Installing distributor-provided package (eg. by yum) means installing precompiled, almost-ready-to-use binary version of application, whereas installation by source means building application from source, which involves compiling program source code into binary code.
Most notable differences are:
Building from source provides more flexibility - often applications can be configured to be built with different features. For example, you can decide whether you want to build Apache with support for SSL and whether you want to include support for PHP scripting and so on. On the other hand, binary packages are sometimes split into several packages, for example Apache modules (such as mod_php) can be installed as separate modules.
Installing from source is usually much more time consuming while installing binary package involves mainly copying files and running installation scripts.
Most often, latest versions of applications are provided in source form only - there is time gap before application is packaged and made available in repositories. On the other hand, application installed from repository will be automatically updated by package manager, while applications installed from source will have to be updated manually.
Installing binary packages need only package manager, whareas installing from source required working toolchain, mostly make, compilers (eg. gcc) and development version of third-party libraries.
Package manager handles dependencies for you. For example, Apache needs libapr, Apache Portable Runtime. When you install Apache using package manager, it installs libapr automatically for you. When you build from source, you have to install libapr first.
2) Why both installation methods create different path for httpd.conf
file?
Because different distributions have different guidelines for filesystem layout. RedHat packages follow RedHat guidelines, Debian packages follow Debian guidelines.
Source packages follow some "generic" guidelines.
3) Are we doing source installations for specific requirements?
That may be one reason for doing so. See point 1.

Port a debian package to YUM for CentOS

I have a project that runs on Debian and uses many packages provided from the Debian repositories.
Because of demand, I've looked into porting the project to CentOS, but found that many of the packages I require are completely missing - at least 10 dependencies would have to be compiled manually at install time on the users machine.

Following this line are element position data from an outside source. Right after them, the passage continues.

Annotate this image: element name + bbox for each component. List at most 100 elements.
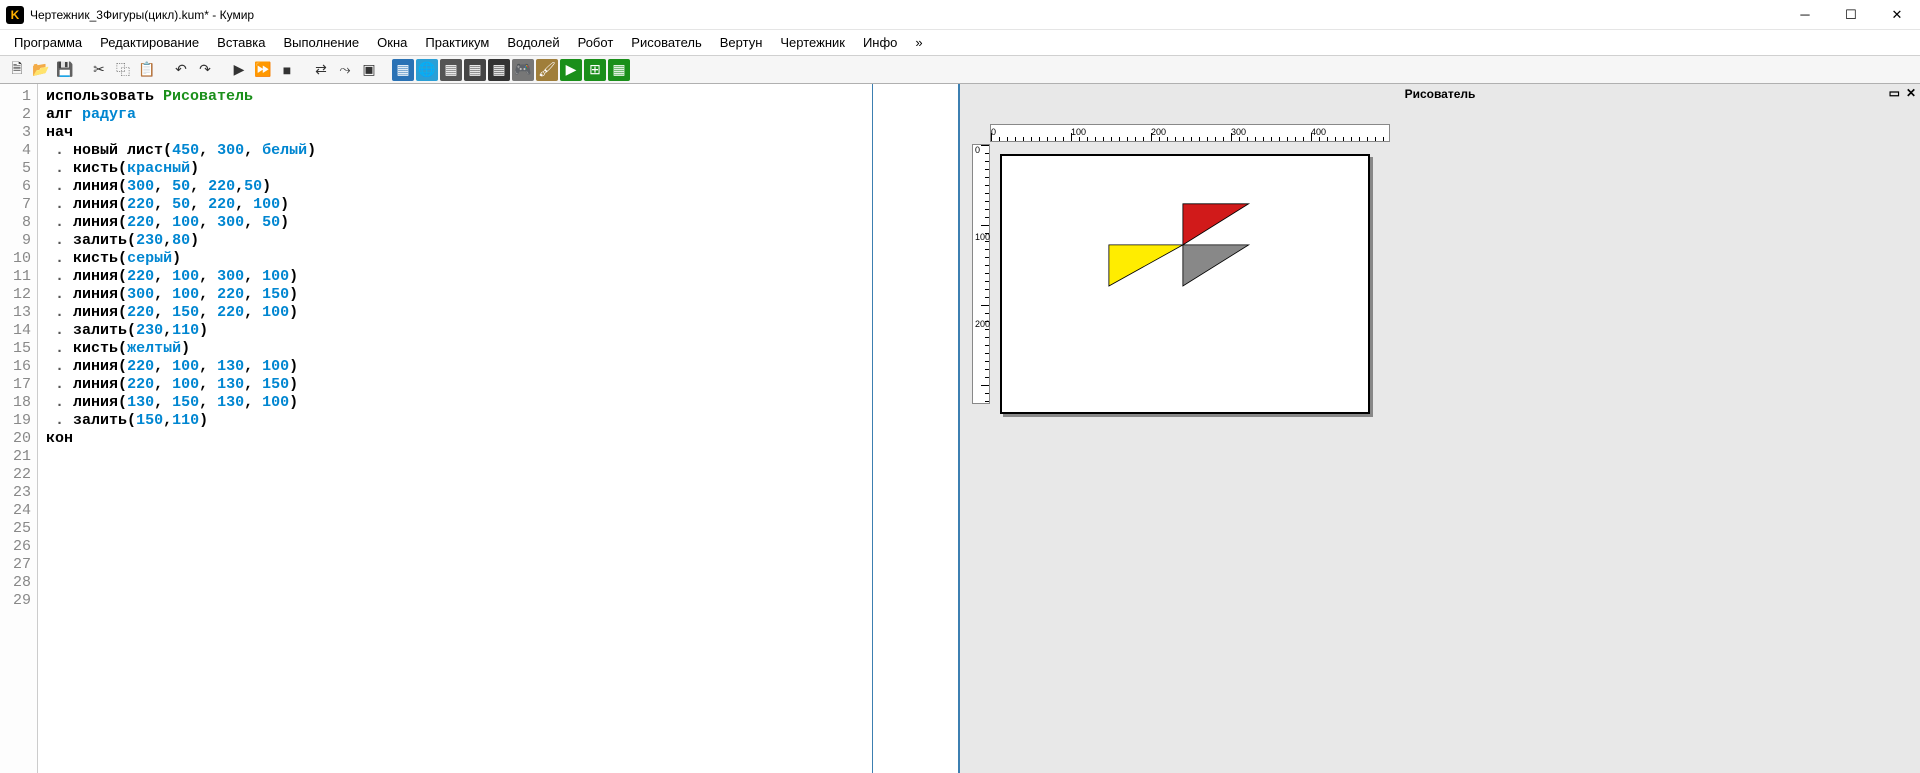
menu-9[interactable]: Вертун <box>712 32 771 53</box>
triangle-grey <box>1183 245 1249 286</box>
undo-icon[interactable]: ↶ <box>170 59 192 81</box>
drawer-pane: Рисователь ▭ ✕ 0100200300400 0100200 <box>960 84 1920 773</box>
code-line-29[interactable] <box>46 592 864 610</box>
editor-margin <box>873 84 958 773</box>
menu-11[interactable]: Инфо <box>855 32 905 53</box>
copy-icon[interactable]: ⿻ <box>112 59 134 81</box>
menu-3[interactable]: Выполнение <box>275 32 367 53</box>
line-no-2: 2 <box>0 106 31 124</box>
module-green2-icon[interactable]: ⊞ <box>584 59 606 81</box>
module-globe-icon[interactable]: 🌐 <box>416 59 438 81</box>
code-line-15[interactable]: . кисть(желтый) <box>46 340 864 358</box>
module-grid-icon[interactable]: ▦ <box>440 59 462 81</box>
line-no-19: 19 <box>0 412 31 430</box>
trace-icon[interactable]: ⤳ <box>334 59 356 81</box>
toolbar: 🗎📂💾✂⿻📋↶↷▶⏩■⇄⤳▣▦🌐▦▦▦🎮🖌▶⊞▦ <box>0 56 1920 84</box>
code-line-10[interactable]: . кисть(серый) <box>46 250 864 268</box>
module-brush-icon[interactable]: 🖌 <box>536 59 558 81</box>
panel-restore-icon[interactable]: ▭ <box>1889 86 1900 100</box>
menu-bar: ПрограммаРедактированиеВставкаВыполнение… <box>0 30 1920 56</box>
menu-2[interactable]: Вставка <box>209 32 273 53</box>
module-green1-icon[interactable]: ▶ <box>560 59 582 81</box>
code-line-13[interactable]: . линия(220, 150, 220, 100) <box>46 304 864 322</box>
line-no-5: 5 <box>0 160 31 178</box>
module-grid2-icon[interactable]: ▦ <box>464 59 486 81</box>
menu-12[interactable]: » <box>907 32 930 53</box>
minimize-button[interactable]: ─ <box>1782 0 1828 30</box>
title-bar: K Чертежник_3Фигуры(цикл).kum* - Кумир ─… <box>0 0 1920 30</box>
code-line-8[interactable]: . линия(220, 100, 300, 50) <box>46 214 864 232</box>
line-no-16: 16 <box>0 358 31 376</box>
code-line-14[interactable]: . залить(230,110) <box>46 322 864 340</box>
paste-icon[interactable]: 📋 <box>136 59 158 81</box>
triangle-yellow <box>1109 245 1183 286</box>
new-file-icon[interactable]: 🗎 <box>6 59 28 81</box>
code-line-28[interactable] <box>46 574 864 592</box>
code-line-3[interactable]: нач <box>46 124 864 142</box>
code-line-11[interactable]: . линия(220, 100, 300, 100) <box>46 268 864 286</box>
menu-1[interactable]: Редактирование <box>92 32 207 53</box>
menu-0[interactable]: Программа <box>6 32 90 53</box>
code-line-18[interactable]: . линия(130, 150, 130, 100) <box>46 394 864 412</box>
module-green3-icon[interactable]: ▦ <box>608 59 630 81</box>
code-line-12[interactable]: . линия(300, 100, 220, 150) <box>46 286 864 304</box>
code-line-21[interactable] <box>46 448 864 466</box>
menu-8[interactable]: Рисователь <box>623 32 709 53</box>
step-icon[interactable]: ⇄ <box>310 59 332 81</box>
menu-7[interactable]: Робот <box>570 32 622 53</box>
line-no-15: 15 <box>0 340 31 358</box>
save-icon[interactable]: 💾 <box>54 59 76 81</box>
code-line-23[interactable] <box>46 484 864 502</box>
code-line-22[interactable] <box>46 466 864 484</box>
line-no-26: 26 <box>0 538 31 556</box>
code-line-25[interactable] <box>46 520 864 538</box>
window-icon[interactable]: ▣ <box>358 59 380 81</box>
code-line-6[interactable]: . линия(300, 50, 220,50) <box>46 178 864 196</box>
code-line-26[interactable] <box>46 538 864 556</box>
menu-4[interactable]: Окна <box>369 32 415 53</box>
redo-icon[interactable]: ↷ <box>194 59 216 81</box>
stop-icon[interactable]: ■ <box>276 59 298 81</box>
code-line-27[interactable] <box>46 556 864 574</box>
window-title: Чертежник_3Фигуры(цикл).kum* - Кумир <box>30 8 1782 22</box>
maximize-button[interactable]: ☐ <box>1828 0 1874 30</box>
module-1-icon[interactable]: ▦ <box>392 59 414 81</box>
editor-pane: 1234567891011121314151617181920212223242… <box>0 84 960 773</box>
line-no-20: 20 <box>0 430 31 448</box>
code-line-17[interactable]: . линия(220, 100, 130, 150) <box>46 376 864 394</box>
code-line-24[interactable] <box>46 502 864 520</box>
line-no-7: 7 <box>0 196 31 214</box>
code-line-5[interactable]: . кисть(красный) <box>46 160 864 178</box>
line-no-17: 17 <box>0 376 31 394</box>
open-folder-icon[interactable]: 📂 <box>30 59 52 81</box>
code-line-19[interactable]: . залить(150,110) <box>46 412 864 430</box>
run-fast-icon[interactable]: ⏩ <box>252 59 274 81</box>
menu-5[interactable]: Практикум <box>417 32 497 53</box>
ruler-horizontal: 0100200300400 <box>990 124 1390 142</box>
code-editor[interactable]: использовать Рисовательалг радуганач . н… <box>38 84 873 773</box>
code-line-9[interactable]: . залить(230,80) <box>46 232 864 250</box>
code-line-1[interactable]: использовать Рисователь <box>46 88 864 106</box>
module-grid3-icon[interactable]: ▦ <box>488 59 510 81</box>
line-no-10: 10 <box>0 250 31 268</box>
line-no-14: 14 <box>0 322 31 340</box>
code-line-16[interactable]: . линия(220, 100, 130, 100) <box>46 358 864 376</box>
line-no-13: 13 <box>0 304 31 322</box>
cut-icon[interactable]: ✂ <box>88 59 110 81</box>
canvas-wrap: 0100200300400 0100200 <box>960 104 1920 773</box>
menu-10[interactable]: Чертежник <box>772 32 853 53</box>
panel-close-icon[interactable]: ✕ <box>1906 86 1916 100</box>
code-line-7[interactable]: . линия(220, 50, 220, 100) <box>46 196 864 214</box>
module-joy-icon[interactable]: 🎮 <box>512 59 534 81</box>
menu-6[interactable]: Водолей <box>499 32 567 53</box>
ruler-vertical: 0100200 <box>972 144 990 404</box>
run-icon[interactable]: ▶ <box>228 59 250 81</box>
line-no-22: 22 <box>0 466 31 484</box>
close-button[interactable]: ✕ <box>1874 0 1920 30</box>
code-line-2[interactable]: алг радуга <box>46 106 864 124</box>
line-no-9: 9 <box>0 232 31 250</box>
code-line-20[interactable]: кон <box>46 430 864 448</box>
line-no-1: 1 <box>0 88 31 106</box>
code-line-4[interactable]: . новый лист(450, 300, белый) <box>46 142 864 160</box>
line-no-28: 28 <box>0 574 31 592</box>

My question is, what is the best way to create an installer for the user's machine? Should I use automake tools (with the standard ./configure, make, make install), to compile the required libraries, or is this a non-standard approach. Note that my app doesn't actually need to be compiled since it is written in Python, so is it weird to do a "make", when you're not compiling your own app?
Should the configure script just warn the user that package X is missing, and let them handle the rest?
Should I roll my own dependency checker by runng pkg-config manually a few times for each library required, and exit if something is missing?
I'm quite new to this, so any tips to get me moving in the right direction are appreciated.
Edit: I am familiar with RPM and yum for red hat base distros, but CentOS is missing many multimedia packages that I require. An example of one of my package dependencies is "liquidsoap" which is a programmable audio engine: http://savonet.sourceforge.net/
This is available on Debian, but not Redhat/Centos
See this link on CentOS package management.
http://wiki.centos.org/PackageManagement/Yum
CentOS is redhat based and does not use .deb packages by default. However apt package management has been ported to tons of platforms, you may be able to use a port for centOS
If you use YUM whatever packages you need will be there for your application as redhat distros need all the same things that any other distro does.
EDIT: To get the details out of comments
Packages not available on the target platform either have to be built (possibly as a port) on the target platform and then shipped in the ported package (in this case YUM), or code needs to be modified and forked to use packages which already are available on the target platform. The choice depends on which is worse, or which is even possible given your constraints.